WISCONSIN CHRISTMAS PARADE MASSACRE: The Result of a Decade of Reform Policies

WISCONSIN CHRISTMAS PARADE MASSACRE

THE RESULT OF A DECADE OF REFORM POLICIES


November 24, 2021

The nation continues to reel from the shocking news out of Waukesha, Wisconsin of a man who drove his car into a crowd attending a Christmas parade, killing six and injuring more than 60 people.  Now it has been revealed that Darrell E. Brooks, Jr. had been released on a mere $1,000 bond after being arrested earlier this month and charged with running over a woman in a gas station.  In addition, Brooks had been charged with more than 10 crimes since 1999 and was a registered sex offender in Nevada, with an active arrest warrant in that state.

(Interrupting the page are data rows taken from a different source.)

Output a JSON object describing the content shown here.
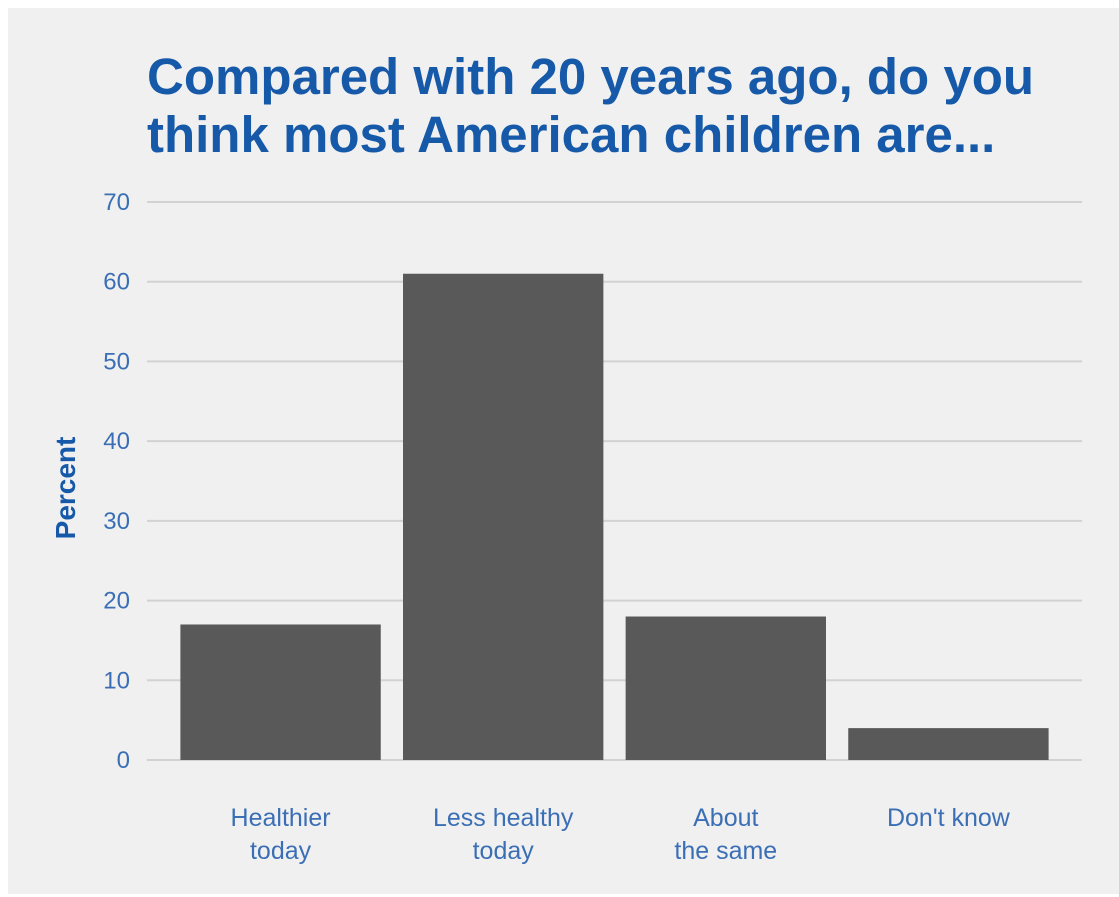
{
  "chart_data": {
    "type": "bar",
    "title_lines": [
      "Compared with 20 years ago, do you",
      "think most American children are..."
    ],
    "ylabel": "Percent",
    "xlabel": "",
    "categories": [
      [
        "Healthier",
        "today"
      ],
      [
        "Less healthy",
        "today"
      ],
      [
        "About",
        "the same"
      ],
      [
        "Don't know"
      ]
    ],
    "values": [
      17,
      61,
      18,
      4
    ],
    "ylim": [
      0,
      70
    ],
    "yticks": [
      0,
      10,
      20,
      30,
      40,
      50,
      60,
      70
    ],
    "grid": "horizontal",
    "legend": "none",
    "colors": {
      "bar": "#595959",
      "grid": "#d2d2d2",
      "background": "#f0f0f0",
      "title": "#1659a8",
      "axis_text": "#3b6fb5"
    }
  }
}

To anyone who has followed the saga of bail reform in recent years, the fact that Brooks was free to commit mayhem should not be a surprise.  The practice of judges assigning zero or low bail to criminal defendants with lengthy and violent criminal histories has become commonplace throughout the country.  They have bent to the will of reformers who have argued that defendants should enjoy the presumption of innocence.  This flies in the face of a 1979 Supreme Court ruling that determined that this presumption did not apply to pretrial detainees before their trials had even begun.  Courts across the country, including Wisconsin, have routinely ignored the edict, thus emboldening repeat criminals who have taken advantage of a bail system that has been weakened by a decade of soft-on-crime policies.

The failure of these reforms in Wisconsin manifested itself in horrific fashion by the release and subsequent actions of Brooks.  Both a prosecutor and judge viewed his record and concluded that a minuscule $1,000 bail was justified despite his previous charges of resisting or obstructing an officer, reckless endangering safety, disorderly conduct, bail jumping and battery.  They determined that a $1,000 bond was reasonably calculated to ensure the appearance of Brooks and to protect public safety.  It is inconceivable that they actually believed that, but indeed, they acted on the concept that he was "innocent until proven guilty" and should be immune from pretrial detention.

The general public may be under the belief that the Brooks case is an exception, but they would be sorely mistaken.  We are in the midst of a national crime wave driven by recidivist criminals with records a mile long.  They have been freed through the results of the last decade or so of bail reform, which has patently ignored victims and public safety.  Reform advocates have claimed that 70 percent of all defendants awaiting trial are innocent.  But as a 2013 Cornell University study encompassing more than 700,000 defendants found, these “innocent” individuals average six prior felony arrests and four prior failures to appear.

The Brooks case is just one of many more ghastly crimes we can continue to expect if repeat criminals continue to be conferred the immunity that comes with the "presumption of innocence" that the Supreme Court has already declared has nothing to do with pretrial custodial decisions.